Una vez allí pasaba el tiempo pensando. En esa forma descubrí que mi dificultad para entender lo que leía no correspondía a un problema de falta de capacidad de entendimiento, sino a incapacidad de retención. Esto hacía que en el momento de leer una línea del texto ya me hubiese olvidado de lo leído en la línea anterior, y por lo tanto no lograba entender el sentido completo de los relatos.

Pensaba entonces que mi principal necesidad sería recuperar mi capacidad de memoria, y para ello debería practicar intentando memorizar algo y ser capaz de repetirlo después. Con esa idea, en las tardes tocaba mi guitarra con la intención de reproducir lo mismo que hice a mediodía en la guitarra de Abelardo en casa de mamá.

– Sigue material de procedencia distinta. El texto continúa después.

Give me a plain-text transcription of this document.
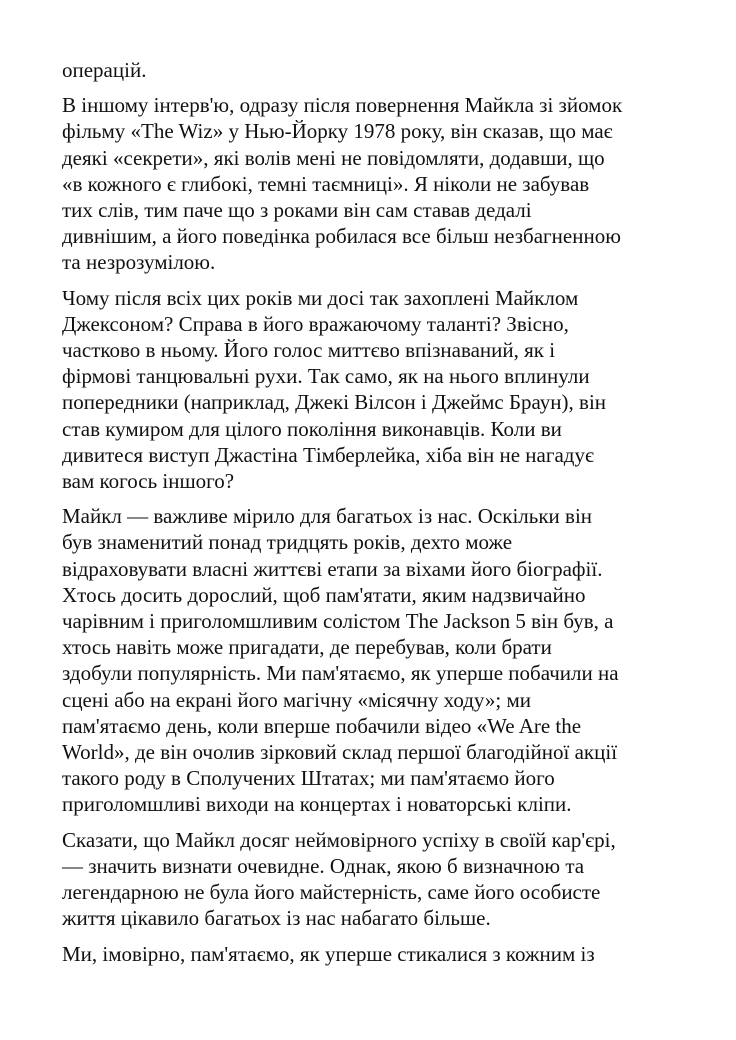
операцій.

В іншому інтерв'ю, одразу після повернення Майкла зі зйомок
фільму «The Wiz» у Нью-Йорку 1978 року, він сказав, що має
деякі «секрети», які волів мені не повідомляти, додавши, що
«в кожного є глибокі, темні таємниці». Я ніколи не забував
тих слів, тим паче що з роками він сам ставав дедалі
дивнішим, а його поведінка робилася все більш незбагненною
та незрозумілою.

Чому після всіх цих років ми досі так захоплені Майклом
Джексоном? Справа в його вражаючому таланті? Звісно,
частково в ньому. Його голос миттєво впізнаваний, як і
фірмові танцювальні рухи. Так само, як на нього вплинули
попередники (наприклад, Джекі Вілсон і Джеймс Браун), він
став кумиром для цілого покоління виконавців. Коли ви
дивитеся виступ Джастіна Тімберлейка, хіба він не нагадує
вам когось іншого?

Майкл — важливе мірило для багатьох із нас. Оскільки він
був знаменитий понад тридцять років, дехто може
відраховувати власні життєві етапи за віхами його біографії.
Хтось досить дорослий, щоб пам'ятати, яким надзвичайно
чарівним і приголомшливим солістом The Jackson 5 він був, а
хтось навіть може пригадати, де перебував, коли брати
здобули популярність. Ми пам'ятаємо, як уперше побачили на
сцені або на екрані його магічну «місячну ходу»; ми
пам'ятаємо день, коли вперше побачили відео «We Are the
World», де він очолив зірковий склад першої благодійної акції
такого роду в Сполучених Штатах; ми пам'ятаємо його
приголомшливі виходи на концертах і новаторські кліпи.

Сказати, що Майкл досяг неймовірного успіху в своїй кар'єрі,
— значить визнати очевидне. Однак, якою б визначною та
легендарною не була його майстерність, саме його особисте
життя цікавило багатьох із нас набагато більше.

Ми, імовірно, пам'ятаємо, як уперше стикалися з кожним із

Recordé que tenía unos libros con ejercicios simples de música clásica para guitarra, de modo que los busqué y comencé a descifrar y transcribir las notas hacia su lugar en el diapasón, memorizando qué dedo de la mano izquierda debía usar para obtener la nota correspondiente, oprimiendo en cuál traste del diapasón, y qué cuerda debía pulsar, con qué dedo de la mano derecha, para reproducir el sonido.

Conseguía de ese modo aprender unas diez notas en la tarde, hasta que llegaba mi esposa, comíamos y me iba a dormir, pidiendo al Señor capacidad de comprensión para conocer mi rol en la vida.

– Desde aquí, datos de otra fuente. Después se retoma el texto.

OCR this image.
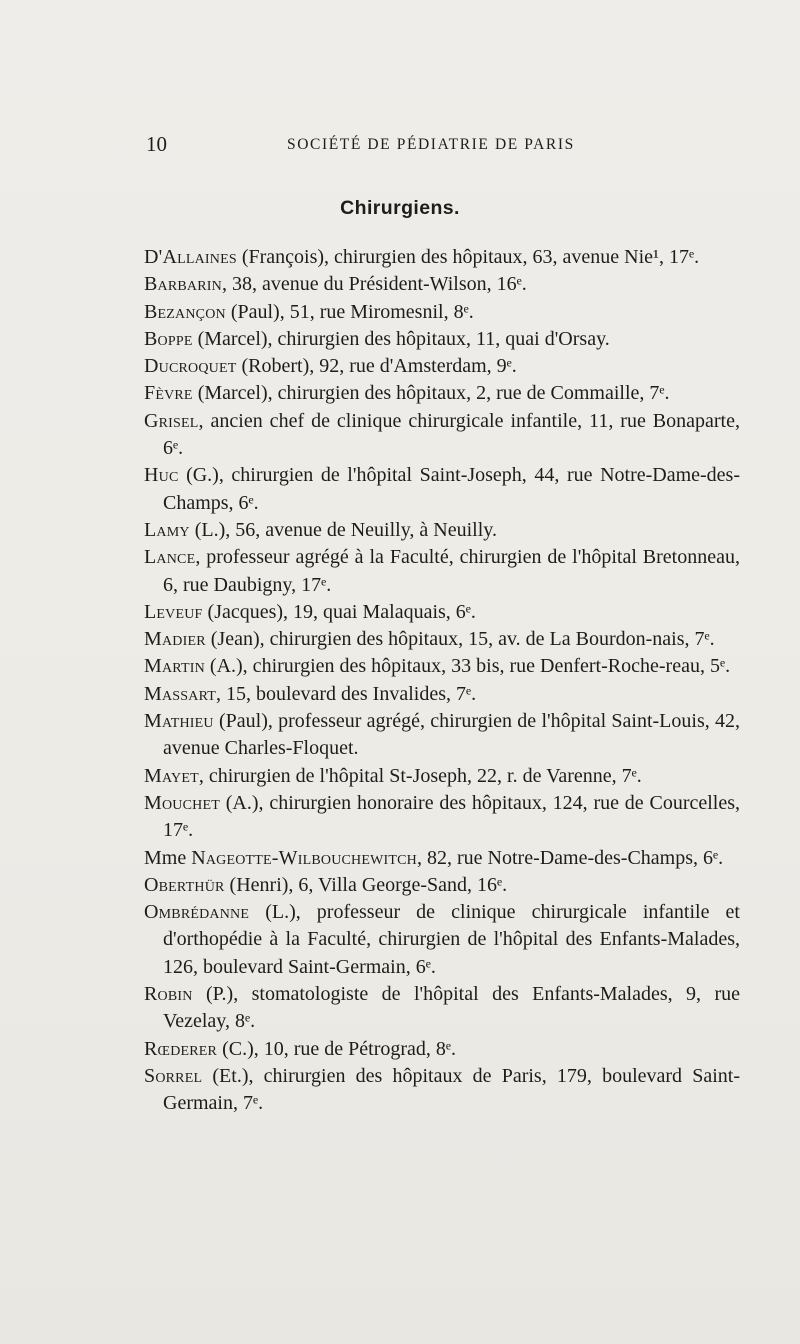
10	SOCIÉTÉ DE PÉDIATRIE DE PARIS
Chirurgiens.
D'Allaines (François), chirurgien des hôpitaux, 63, avenue Nie¹, 17ᵉ.
Barbarin, 38, avenue du Président-Wilson, 16ᵉ.
Bezançon (Paul), 51, rue Miromesnil, 8ᵉ.
Boppe (Marcel), chirurgien des hôpitaux, 11, quai d'Orsay.
Ducroquet (Robert), 92, rue d'Amsterdam, 9ᵉ.
Fèvre (Marcel), chirurgien des hôpitaux, 2, rue de Commaille, 7ᵉ.
Grisel, ancien chef de clinique chirurgicale infantile, 11, rue Bonaparte, 6ᵉ.
Huc (G.), chirurgien de l'hôpital Saint-Joseph, 44, rue Notre-Dame-des-Champs, 6ᵉ.
Lamy (L.), 56, avenue de Neuilly, à Neuilly.
Lance, professeur agrégé à la Faculté, chirurgien de l'hôpital Bretonneau, 6, rue Daubigny, 17ᵉ.
Leveuf (Jacques), 19, quai Malaquais, 6ᵉ.
Madier (Jean), chirurgien des hôpitaux, 15, av. de La Bourdon-nais, 7ᵉ.
Martin (A.), chirurgien des hôpitaux, 33 bis, rue Denfert-Roche-reau, 5ᵉ.
Massart, 15, boulevard des Invalides, 7ᵉ.
Mathieu (Paul), professeur agrégé, chirurgien de l'hôpital Saint-Louis, 42, avenue Charles-Floquet.
Mayet, chirurgien de l'hôpital St-Joseph, 22, r. de Varenne, 7ᵉ.
Mouchet (A.), chirurgien honoraire des hôpitaux, 124, rue de Courcelles, 17ᵉ.
Mme Nageotte-Wilbouchewitch, 82, rue Notre-Dame-des-Champs, 6ᵉ.
Oberthür (Henri), 6, Villa George-Sand, 16ᵉ.
Ombrédanne (L.), professeur de clinique chirurgicale infantile et d'orthopédie à la Faculté, chirurgien de l'hôpital des Enfants-Malades, 126, boulevard Saint-Germain, 6ᵉ.
Robin (P.), stomatologiste de l'hôpital des Enfants-Malades, 9, rue Vezelay, 8ᵉ.
Rœderer (C.), 10, rue de Pétrograd, 8ᵉ.
Sorrel (Et.), chirurgien des hôpitaux de Paris, 179, boulevard Saint-Germain, 7ᵉ.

Ya podía dormir profundamente y sin interrupciones durante unas siete horas cada noche. En cambio ella dormía mal, tenía insomnio. Se lamentaba casi todas las mañanas de haber pasado la noche en blanco. Estaba de peor carácter que nunca. Rezongaba, peleaba a gritos con los niños.

Durante ese período en que mi licencia médica se renovaba mes por mes, pues así las extendía el médico, continuaba recibiendo mi asignación por incapacidad laboral, cuyo monto se calcula en base al sueldo oficialmente establecido, y que por la forma de pago que yo había aceptado a proposición de Pablo, esto es, una parte como sueldo de la empresa y el resto como honorarios profesionales que me pagaba otra sociedad de su propiedad; sólo equivalía a una cantidad entre la cuarta y la quinta parte de mi ingreso habitual antes del accidente.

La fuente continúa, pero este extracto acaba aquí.